Bosse-De-Nage - II lyrics
Tracks 01. Volume II Chapter I
02. Marie In A Cage 03. The Lampless Hours 04. The Death Posture 05. Why Am I So Lovely? Because My Master Washes Me 01. Volume II Chapter I
A man walks briskly down the street. This singular man is distinguished by the anxiety he carries in his stomach. Yet, his burden is as artificial as his coat. His ears tremble with the cry of his living finger nails clipped by machines and his legs quiver with nausea inspired by others. He receives fresh torment from every person he passes. The anxiety enters through his eyes and passes through his bowels. His trouble however is never expelled like last night's dinner. There is no inspiration or escape. His feelings cannot be pumped from him like semen from the belly of a whore. "Maybe I'll take a walk through the sewer," he says.
02. Marie In A Cage
Marie sits in a cage naked and filthy, her shame is available to everyone. Several men surround the cage and shower her with their urine. Wild animals are allowed in the cage one at a time for several hours a day. None can resist the odor of Marie's sex. The baboon caresses her breasts, the elk licks her ass, and the zebra enters her from behind. At night she howls with the wolves like a bitch in heat waiting for the sun to rise again. A gentleman offers Marie his hat. She shits in the hat and wears it for three days.
03. The Lampless Hours
A sort of depression engenders a compulsion to continue. It is difficult to communicate to the outside world from inside a lung. My plan is to write and rewrite (automatically) however long it takes. To throw some pages into the fire and rearrange what is left. The expression is sloppy and destroyed before it manifests. When the lampless hours end will I be nearer? Though my beard grows hoary and thick like the coat of mastodons, I will not.
04. The Death Posture
In the next room there is a faint cry from a woman who fades rapidly. My horror and curiosity draw me to the front door. On the other side of its mirror threshold a man waits for me. His countenance mutates and changes the nature of the world. He forces me into the Death Posture. Prone before the mirror I experience an ineffable transubstantiation. I regret his gift of oblivion. A single moment of reflection, panic and terror then an unconscious journey and evaporation. The Death Posture offers no time for awareness or knowledge. I cry desperately for help, but in the next room all they hear is a faint cry from a man who fades rapidly.

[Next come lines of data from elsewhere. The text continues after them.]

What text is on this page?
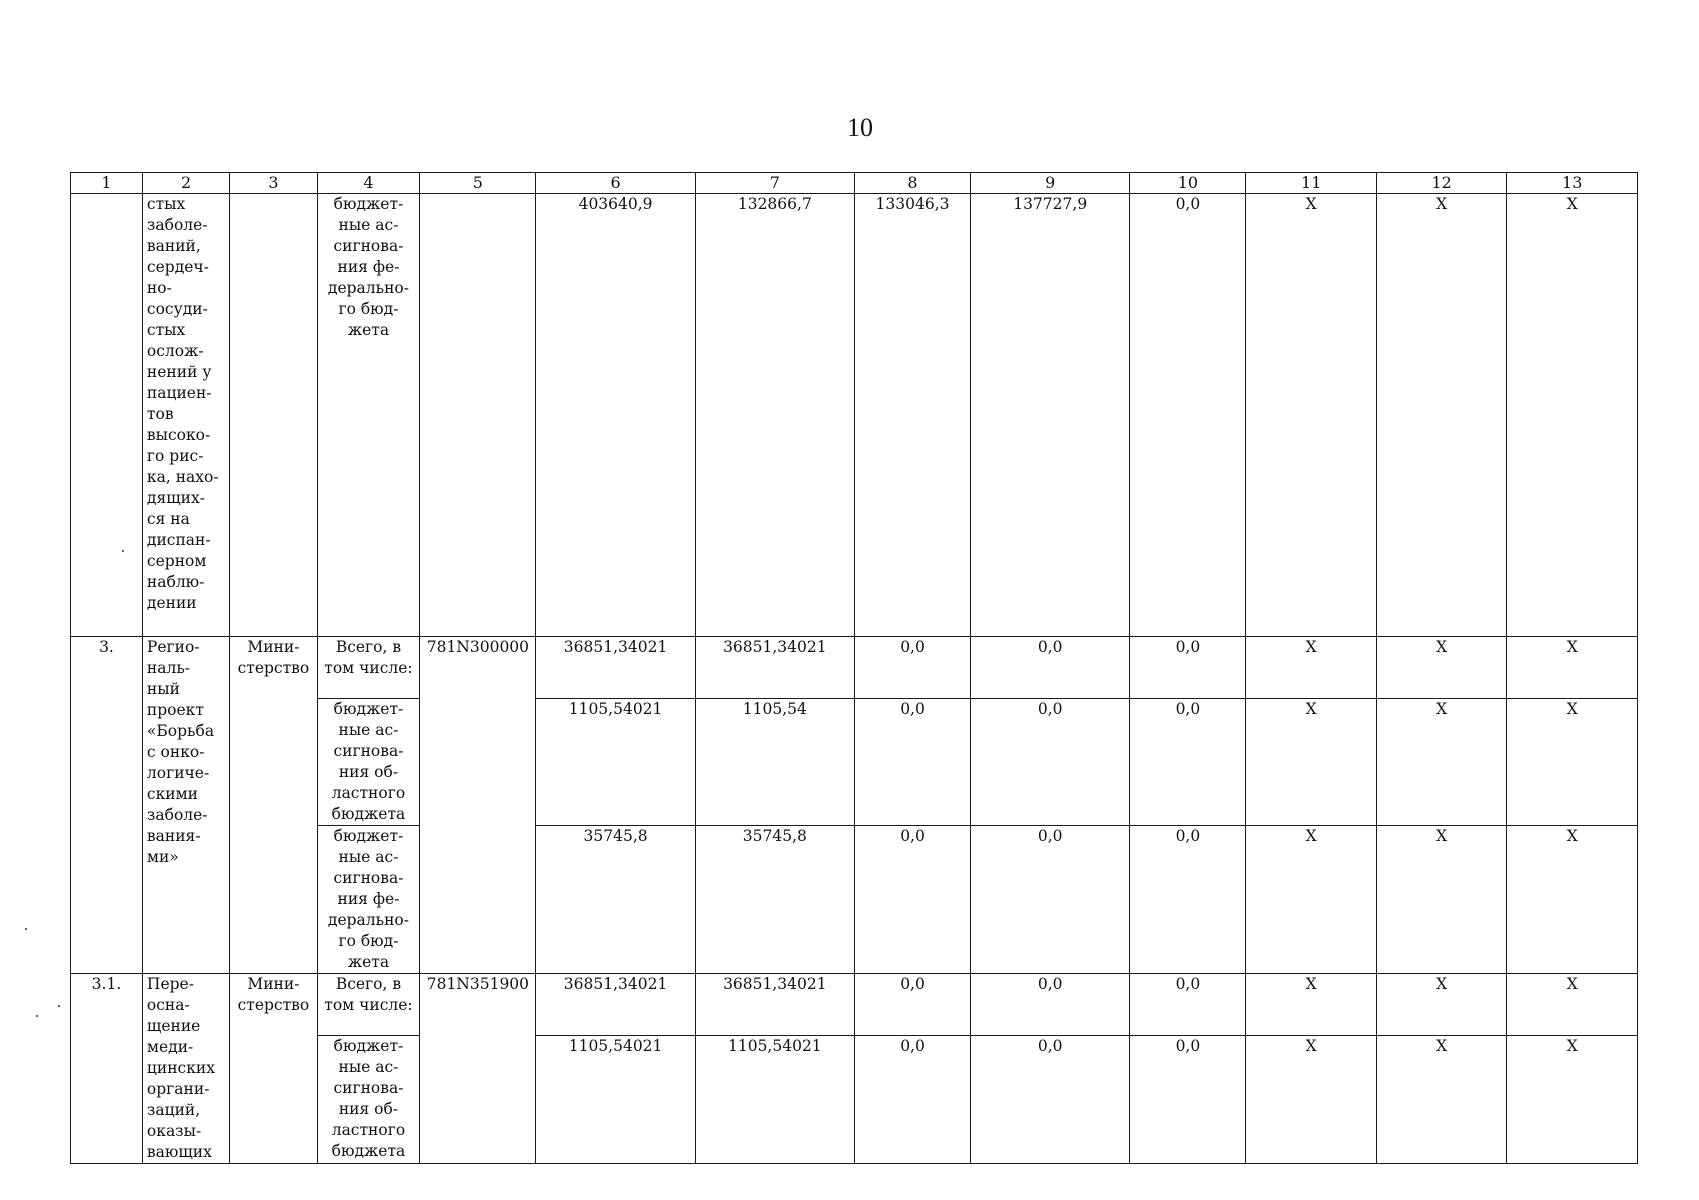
10
1	2	3	4	5	6	7	8	9	10	11	12	13
	стых заболе- ваний, сердеч- но- сосуди- стых ослож- нений у пациен- тов высоко- го рис- ка, нахо- дящих- ся на диспан- серном наблю- дении		бюджет- ные ас- сигнова- ния фе- дерально- го бюд- жета		403640,9	132866,7	133046,3	137727,9	0,0	X	X	X
3.	Регио- наль- ный проект «Борьба с онко- логиче- скими заболе- вания- ми»	Мини- стерство	Всего, в том числе:	781N300000	36851,34021	36851,34021	0,0	0,0	0,0	X	X	X
			бюджет- ные ас- сигнова- ния об- ластного бюджета		1105,54021	1105,54	0,0	0,0	0,0	X	X	X
			бюджет- ные ас- сигнова- ния фе- дерально- го бюд- жета		35745,8	35745,8	0,0	0,0	0,0	X	X	X
3.1.	Пере- осна- щение меди- цинских органи- заций, оказы- вающих	Мини- стерство	Всего, в том числе:	781N351900	36851,34021	36851,34021	0,0	0,0	0,0	X	X	X
			бюджет- ные ас- сигнова- ния об- ластного бюджета		1105,54021	1105,54021	0,0	0,0	0,0	X	X	X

05. Why Am I So Lovely? Because My Master Washes Me
At twilight, those who play in the water touch the moon on its waves. In bed, those who lay on the covers hallucinate their existence. A conversation with the slave who fought to save the work from a fire. At midnight, those who play in the dust grasp the wind by its hair. In emptiness, those who die drain their bodies into a bowl left beside the bed. At dawn, the tree that still grows gropes the world with its leaves.